Le coronavirus est un révélateur des secrets les plus intimes. Un garçon de 14ans, interrogé sur ses rencontres a eu beaucoup de mal à avouer un premier baiser, il l’a dit en fin d’entretien, presque honteux de donner le nom de la jeune fille, conscient d’un sentiment de trahison. Débuter sa vie amoureuse par un sentiment de culpabilité n’est pas chose aisée. Être obligé d’étaler ses amours et ses désirs partagés au moment de l’adolescence reste une épreuve difficile à vivre.

Le virus du sida a causé des ravages et continue encore malgré les traitements à se transmettre. Ce virus est aussi révélateur des pénuries dans l’Education Nationale. Les élèves et les étudiants sont priés de rester à leur domicile. Les cours seront assurés par le biais d’Internet. Les syndicats mettent l’accent sur des familles entières qui ne sont pas équipées en matériel informatique. La réponse est surprenante : -Tous pourront en bénéficier. De quelle manière ? Internet est un abonnement qui a un coût. Pareil pour la seconde question. Certaines écoles n’ont pas d’eau, l’insistance porte sur le lavage des mains. -Il fallait fermer les écoles. Puis -le problème de l’eau en Guadeloupe dure depuis des années, comment faire ? -Bien sûr que c’est un scandale non tolérable, il faudra régler cela, a dit la voix de l’Etat. Et l’impertinence de penser : le grand YAKA a dit.

Tout est source de complication au regard d’un quotidien bouleversé. La recommandation de ne point faire garder les enfants par les grands-parents alors que les crèches sont fermées, n’a pas prévu le déchirement vécu de part et d’autre. « Moi j’aime ma mamie et mon papy. » Les enfants écoutent les informations, certains ont retenu que des personnes âgées sont mortes et que le danger du virus pourrait venir d’eux. La douleur de la séparation même provisoire, la crainte de la disparition demande beaucoup de pédagogie.

En cette période trouble, qui prend le temps de mettre à l’écran par skipe ou WhatsApp ces bien-aimés vivants afin de réassurer l’âme infantile ? Innover en adaptant les comportements en fonction des situations paraît indispensable. C’est une grande première sans précédent qui frappe à toute vitesse et de plein fouet les populations. Les explications jour après jour de spécialistes se contredisant parfois, le masque ne sert à rien, ou il est indispensable, la prise de température dans les aéroports n’est là que pour rassurer, il suffit d’avaler un paracétamol pour faire chuter la fièvre.

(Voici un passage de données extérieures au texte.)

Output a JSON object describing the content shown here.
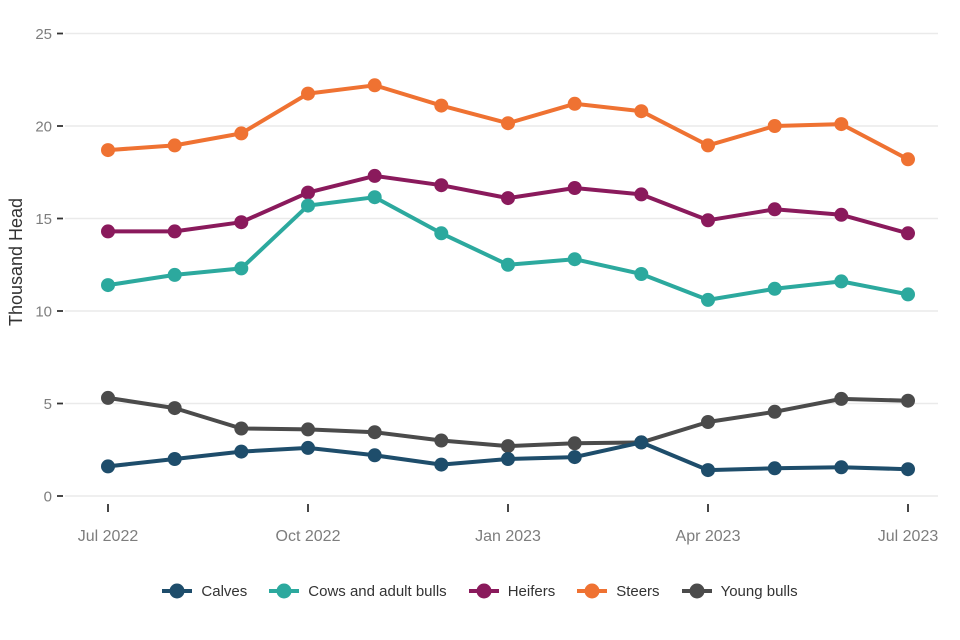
{
  "chart_data": {
    "type": "line",
    "title": "",
    "xlabel": "",
    "ylabel": "Thousand Head",
    "ylim": [
      0,
      25
    ],
    "yticks": [
      0,
      5,
      10,
      15,
      20,
      25
    ],
    "grid": "horizontal-only",
    "legend_position": "bottom",
    "x": [
      "Jul 2022",
      "Aug 2022",
      "Sep 2022",
      "Oct 2022",
      "Nov 2022",
      "Dec 2022",
      "Jan 2023",
      "Feb 2023",
      "Mar 2023",
      "Apr 2023",
      "May 2023",
      "Jun 2023",
      "Jul 2023"
    ],
    "xtick_labels": [
      "Jul 2022",
      "Oct 2022",
      "Jan 2023",
      "Apr 2023",
      "Jul 2023"
    ],
    "xtick_indices": [
      0,
      3,
      6,
      9,
      12
    ],
    "series": [
      {
        "name": "Calves",
        "color": "#1E4D6B",
        "values": [
          1.6,
          2.0,
          2.4,
          2.6,
          2.2,
          1.7,
          2.0,
          2.1,
          2.9,
          1.4,
          1.5,
          1.55,
          1.45
        ]
      },
      {
        "name": "Cows and adult bulls",
        "color": "#2CA99E",
        "values": [
          11.4,
          11.95,
          12.3,
          15.7,
          16.15,
          14.2,
          12.5,
          12.8,
          12.0,
          10.6,
          11.2,
          11.6,
          10.9
        ]
      },
      {
        "name": "Heifers",
        "color": "#8A1A5C",
        "values": [
          14.3,
          14.3,
          14.8,
          16.4,
          17.3,
          16.8,
          16.1,
          16.65,
          16.3,
          14.9,
          15.5,
          15.2,
          14.2
        ]
      },
      {
        "name": "Steers",
        "color": "#EF7232",
        "values": [
          18.7,
          18.95,
          19.6,
          21.75,
          22.2,
          21.1,
          20.15,
          21.2,
          20.8,
          18.95,
          20.0,
          20.1,
          18.2
        ]
      },
      {
        "name": "Young bulls",
        "color": "#4B4B4B",
        "values": [
          5.3,
          4.75,
          3.65,
          3.6,
          3.45,
          3.0,
          2.7,
          2.85,
          2.9,
          4.0,
          4.55,
          5.25,
          5.15
        ]
      }
    ],
    "draw_order": [
      "Steers",
      "Heifers",
      "Cows and adult bulls",
      "Young bulls",
      "Calves"
    ]
  },
  "colors": {
    "background": "#FFFFFF",
    "gridline": "#EAEAEA",
    "tick_mark": "#333333",
    "tick_label": "#7D7D7D",
    "axis_title": "#333333",
    "legend_text": "#333333"
  }
}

L’hésitation et les corrections des annonces du gouvernement, les contraires aussi des discours, confinement, jogging de 1 ou 2 kilomètres possible, sème un doute à cause de l’imprécision ressentie. Alors les réseaux sociaux deviennent des guides qui vont légitimer les savoirs et ce sera à qui débattra en vrai infectiologue, virologue ou vaccinologue sans diplômes. L’important c’est d’affirmer avec force ses convictions. On sait.

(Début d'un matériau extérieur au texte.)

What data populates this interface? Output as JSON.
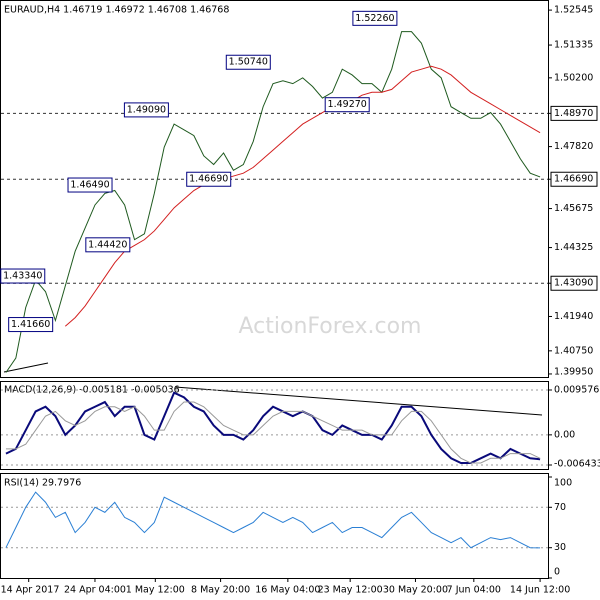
{
  "chart_data": [
    {
      "type": "line",
      "title": "EURAUD,H4 1.46719 1.46972 1.46708 1.46768",
      "watermark": "ActionForex.com",
      "x": [
        0,
        1,
        2,
        3,
        4,
        5,
        6,
        7,
        8,
        9,
        10,
        11,
        12,
        13,
        14,
        15,
        16,
        17,
        18,
        19,
        20,
        21,
        22,
        23,
        24,
        25,
        26,
        27,
        28,
        29,
        30,
        31,
        32,
        33,
        34,
        35,
        36,
        37,
        38,
        39,
        40,
        41,
        42,
        43,
        44,
        45,
        46,
        47,
        48,
        49,
        50,
        51,
        52,
        53,
        54
      ],
      "xlim": [
        -0.5,
        54.8
      ],
      "series": [
        {
          "color": "#1f5a1f",
          "values": [
            1.4,
            1.405,
            1.4225,
            1.432,
            1.428,
            1.418,
            1.43,
            1.442,
            1.45,
            1.458,
            1.462,
            1.463,
            1.458,
            1.446,
            1.448,
            1.462,
            1.478,
            1.486,
            1.484,
            1.482,
            1.475,
            1.472,
            1.476,
            1.47,
            1.472,
            1.48,
            1.492,
            1.5,
            1.501,
            1.5,
            1.502,
            1.499,
            1.495,
            1.497,
            1.505,
            1.503,
            1.5,
            1.5,
            1.497,
            1.505,
            1.518,
            1.518,
            1.514,
            1.505,
            1.502,
            1.492,
            1.49,
            1.488,
            1.488,
            1.49,
            1.486,
            1.48,
            1.474,
            1.469,
            1.4677
          ]
        },
        {
          "color": "#d32020",
          "values": [
            null,
            null,
            null,
            null,
            null,
            null,
            1.416,
            1.419,
            1.423,
            1.428,
            1.433,
            1.438,
            1.442,
            1.444,
            1.446,
            1.449,
            1.453,
            1.457,
            1.46,
            1.463,
            1.465,
            1.466,
            1.467,
            1.468,
            1.469,
            1.471,
            1.474,
            1.477,
            1.48,
            1.483,
            1.486,
            1.488,
            1.49,
            1.492,
            1.493,
            1.494,
            1.496,
            1.497,
            1.497,
            1.498,
            1.501,
            1.504,
            1.505,
            1.506,
            1.505,
            1.503,
            1.5,
            1.497,
            1.495,
            1.493,
            1.491,
            1.489,
            1.487,
            1.485,
            1.483
          ]
        }
      ],
      "ylim": [
        1.3981,
        1.5286
      ],
      "yticks": [
        1.52545,
        1.51335,
        {
          "value": 1.502,
          "label": "1.50200"
        },
        {
          "value": 1.4897,
          "label": "1.48970"
        },
        {
          "value": 1.4782,
          "label": "1.47820"
        },
        {
          "value": 1.4669,
          "label": "1.46690"
        },
        1.45675,
        1.44325,
        {
          "value": 1.4309,
          "label": "1.43090"
        },
        {
          "value": 1.4194,
          "label": "1.41940"
        },
        {
          "value": 1.4075,
          "label": "1.40750"
        },
        {
          "value": 1.3995,
          "label": "1.39950"
        }
      ],
      "levels": [
        1.4897,
        1.4669,
        1.4309
      ],
      "annotations": [
        {
          "label": "1.52260",
          "value": 1.5226,
          "x": 37.3
        },
        {
          "label": "1.50740",
          "value": 1.5074,
          "x": 24.5
        },
        {
          "label": "1.49090",
          "value": 1.4909,
          "x": 14.2
        },
        {
          "label": "1.49270",
          "value": 1.4927,
          "x": 34.5
        },
        {
          "label": "1.46490",
          "value": 1.4649,
          "x": 8.5
        },
        {
          "label": "1.46690",
          "value": 1.4669,
          "x": 20.5
        },
        {
          "label": "1.44420",
          "value": 1.4442,
          "x": 10.3
        },
        {
          "label": "1.43340",
          "value": 1.4334,
          "x": 1.7
        },
        {
          "label": "1.41660",
          "value": 1.4166,
          "x": 2.5
        }
      ]
    },
    {
      "type": "line",
      "title": "MACD(12,26,9) -0.005181 -0.005036",
      "x": [
        0,
        1,
        2,
        3,
        4,
        5,
        6,
        7,
        8,
        9,
        10,
        11,
        12,
        13,
        14,
        15,
        16,
        17,
        18,
        19,
        20,
        21,
        22,
        23,
        24,
        25,
        26,
        27,
        28,
        29,
        30,
        31,
        32,
        33,
        34,
        35,
        36,
        37,
        38,
        39,
        40,
        41,
        42,
        43,
        44,
        45,
        46,
        47,
        48,
        49,
        50,
        51,
        52,
        53,
        54
      ],
      "xlim": [
        -0.5,
        54.8
      ],
      "series": [
        {
          "color": "#0a0a7a",
          "values": [
            -0.004,
            -0.003,
            0.001,
            0.005,
            0.006,
            0.004,
            0.0,
            0.002,
            0.005,
            0.006,
            0.007,
            0.004,
            0.006,
            0.006,
            0.0,
            -0.001,
            0.004,
            0.009,
            0.008,
            0.006,
            0.005,
            0.002,
            0.0,
            0.0,
            -0.001,
            0.001,
            0.004,
            0.006,
            0.005,
            0.004,
            0.005,
            0.004,
            0.001,
            0.0,
            0.002,
            0.001,
            0.0,
            0.0,
            -0.001,
            0.002,
            0.006,
            0.006,
            0.004,
            0.0,
            -0.003,
            -0.005,
            -0.006,
            -0.006,
            -0.005,
            -0.004,
            -0.005,
            -0.003,
            -0.004,
            -0.005,
            -0.0052
          ]
        },
        {
          "color": "#999999",
          "values": [
            -0.003,
            -0.003,
            -0.002,
            0.001,
            0.004,
            0.005,
            0.003,
            0.002,
            0.003,
            0.005,
            0.006,
            0.006,
            0.005,
            0.006,
            0.004,
            0.001,
            0.001,
            0.005,
            0.007,
            0.007,
            0.006,
            0.004,
            0.002,
            0.001,
            0.0,
            0.0,
            0.002,
            0.004,
            0.005,
            0.005,
            0.005,
            0.004,
            0.003,
            0.002,
            0.001,
            0.001,
            0.001,
            0.0,
            0.0,
            0.0,
            0.003,
            0.005,
            0.005,
            0.003,
            0.0,
            -0.003,
            -0.005,
            -0.006,
            -0.006,
            -0.005,
            -0.005,
            -0.004,
            -0.004,
            -0.004,
            -0.005
          ]
        }
      ],
      "ylim": [
        -0.0075,
        0.01128
      ],
      "yticks": [
        0.009576,
        {
          "value": 0,
          "label": "0.00"
        },
        -0.006433
      ]
    },
    {
      "type": "line",
      "title": "RSI(14) 29.7976",
      "x": [
        0,
        1,
        2,
        3,
        4,
        5,
        6,
        7,
        8,
        9,
        10,
        11,
        12,
        13,
        14,
        15,
        16,
        17,
        18,
        19,
        20,
        21,
        22,
        23,
        24,
        25,
        26,
        27,
        28,
        29,
        30,
        31,
        32,
        33,
        34,
        35,
        36,
        37,
        38,
        39,
        40,
        41,
        42,
        43,
        44,
        45,
        46,
        47,
        48,
        49,
        50,
        51,
        52,
        53,
        54
      ],
      "xlim": [
        -0.5,
        54.8
      ],
      "series": [
        {
          "color": "#2a7fd4",
          "values": [
            30,
            50,
            70,
            85,
            75,
            60,
            65,
            45,
            55,
            70,
            65,
            75,
            60,
            55,
            45,
            55,
            80,
            75,
            70,
            65,
            60,
            55,
            50,
            45,
            50,
            55,
            65,
            60,
            55,
            60,
            55,
            45,
            50,
            55,
            45,
            50,
            50,
            45,
            40,
            50,
            60,
            65,
            55,
            45,
            40,
            35,
            40,
            30,
            35,
            40,
            38,
            40,
            35,
            30,
            29.8
          ]
        }
      ],
      "ylim": [
        0,
        100
      ],
      "yticks": [
        100,
        70,
        30,
        0
      ],
      "xticks": [
        {
          "value": 2.3,
          "label": "14 Apr 2017"
        },
        {
          "value": 9,
          "label": "24 Apr 04:00"
        },
        {
          "value": 15.1,
          "label": "1 May 12:00"
        },
        {
          "value": 21.7,
          "label": "8 May 20:00"
        },
        {
          "value": 28.5,
          "label": "16 May 04:00"
        },
        {
          "value": 34.8,
          "label": "23 May 12:00"
        },
        {
          "value": 41.4,
          "label": "30 May 20:00"
        },
        {
          "value": 47.3,
          "label": "7 Jun 04:00"
        },
        {
          "value": 54,
          "label": "14 Jun 12:00"
        }
      ]
    }
  ]
}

Covid-19 oblige à construire pas à pas les attitudes dans l’essai et l’erreur parce qu’il n’y a pas de certitude d’une limitation de la propagation. L’inédit est pourvoyeur de créativité, d’adaptation : « Nous n’avons pas perçu la gravité de l’évènement. » a dit un membre du comité scientifique. Les mots guerre, combat, sont assourdissants de menace face à la science désarmée incapable de façon immédiate d’éradiquer ce fléau, cette pandémie engageant la responsabilité de chacun. L’unique moyen de se protéger collectivement est le confinement.

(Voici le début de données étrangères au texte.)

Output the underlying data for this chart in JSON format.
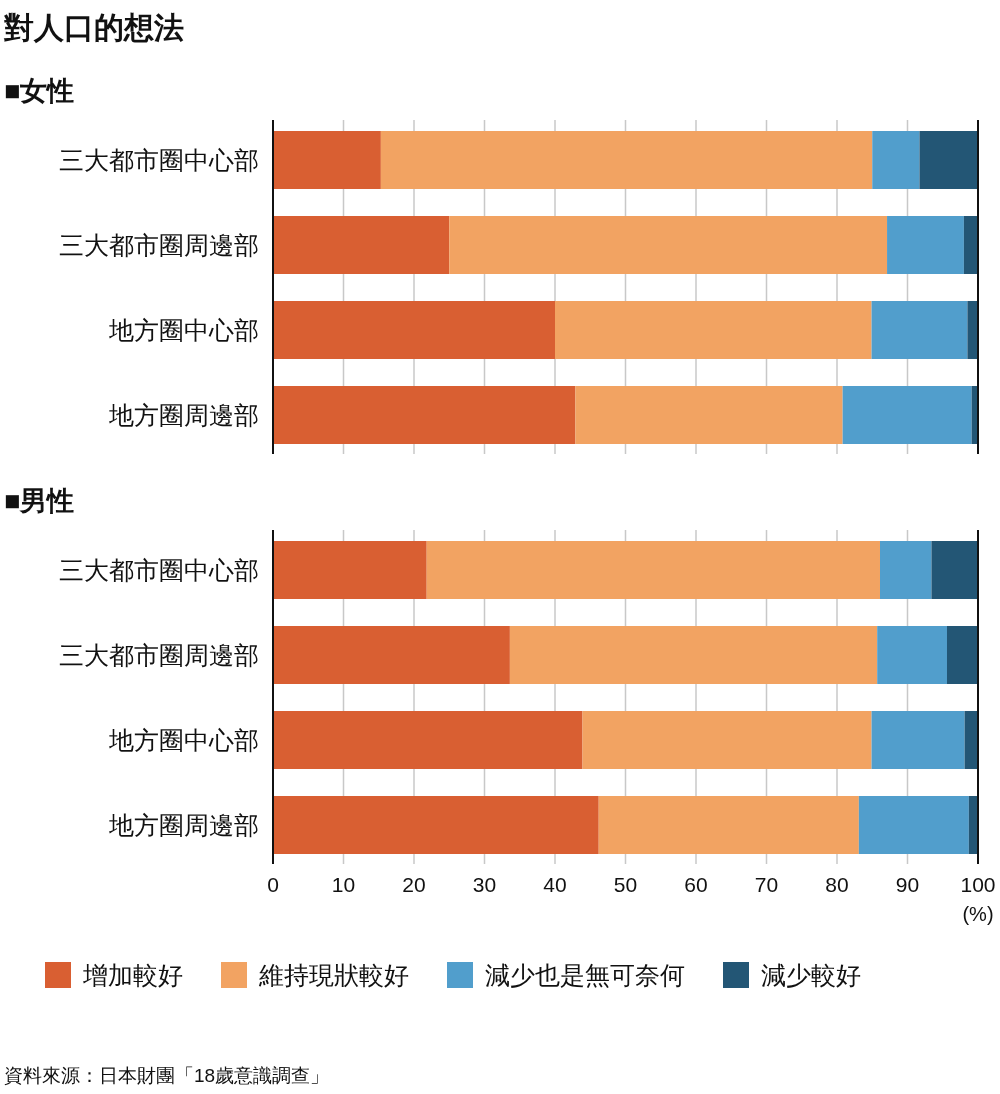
{
  "chart_data": [
    {
      "type": "bar",
      "orientation": "horizontal",
      "stacked": true,
      "title": "對人口的想法",
      "subtitle": "■女性",
      "categories": [
        "三大都市圈中心部",
        "三大都市圈周邊部",
        "地方圈中心部",
        "地方圈周邊部"
      ],
      "series": [
        {
          "color": "#d95f32",
          "values": [
            15.3,
            25.0,
            40.0,
            42.9
          ]
        },
        {
          "color": "#f2a362",
          "values": [
            69.7,
            62.1,
            44.9,
            37.9
          ]
        },
        {
          "color": "#519ecc",
          "values": [
            6.7,
            10.9,
            13.6,
            18.3
          ]
        },
        {
          "color": "#235675",
          "values": [
            8.3,
            2.0,
            1.5,
            0.9
          ]
        }
      ],
      "xlim": [
        0,
        100
      ],
      "xticks": [
        0,
        10,
        20,
        30,
        40,
        50,
        60,
        70,
        80,
        90,
        100
      ],
      "grid": "x",
      "tick_labels": "y",
      "legend": false
    },
    {
      "type": "bar",
      "orientation": "horizontal",
      "stacked": true,
      "subtitle": "■男性",
      "xlabel": "(%)",
      "categories": [
        "三大都市圈中心部",
        "三大都市圈周邊部",
        "地方圈中心部",
        "地方圈周邊部"
      ],
      "series": [
        {
          "name": "增加較好",
          "color": "#d95f32",
          "values": [
            21.8,
            33.6,
            43.9,
            46.2
          ]
        },
        {
          "name": "維持現狀較好",
          "color": "#f2a362",
          "values": [
            64.3,
            52.1,
            41.0,
            36.9
          ]
        },
        {
          "name": "減少也是無可奈何",
          "color": "#519ecc",
          "values": [
            7.3,
            9.9,
            13.2,
            15.6
          ]
        },
        {
          "name": "減少較好",
          "color": "#235675",
          "values": [
            6.6,
            4.4,
            1.9,
            1.3
          ]
        }
      ],
      "xlim": [
        0,
        100
      ],
      "xticks": [
        0,
        10,
        20,
        30,
        40,
        50,
        60,
        70,
        80,
        90,
        100
      ],
      "grid": "x",
      "legend": "bottom",
      "annotations": [
        "資料來源：日本財團「18歲意識調查」"
      ]
    }
  ]
}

Certains flairant l’affaire juteuse dérobent des masques indispensables aux soignants qui sont les plus exposés, ou les volent dans l’hôpital, lors de la livraison, ou en augmente le prix au grand jour. Marché noir, abus de confiance ont toujours existé dans les temps de besoin. A la mémoire remonte le « temps Sorin » en Guadeloupe ou l’occupation allemande en France.

En Guadeloupe la capacité d’accueil en réanimation est de 8 lits pouvant passer au double (16 lits) après acceptation d’autres structures de soins. On attend l’annonce de l’urgence sanitaire en passe d’être votée à l’Assemblée Nationale. Le message du sauf-conduit a été entendu. Ce papier participe à la prise de conscience d’une nécessaire solidarité et plus encore, rappelle que nous sommes liés par une chaîne signifiante qui nous unit les uns aux autres.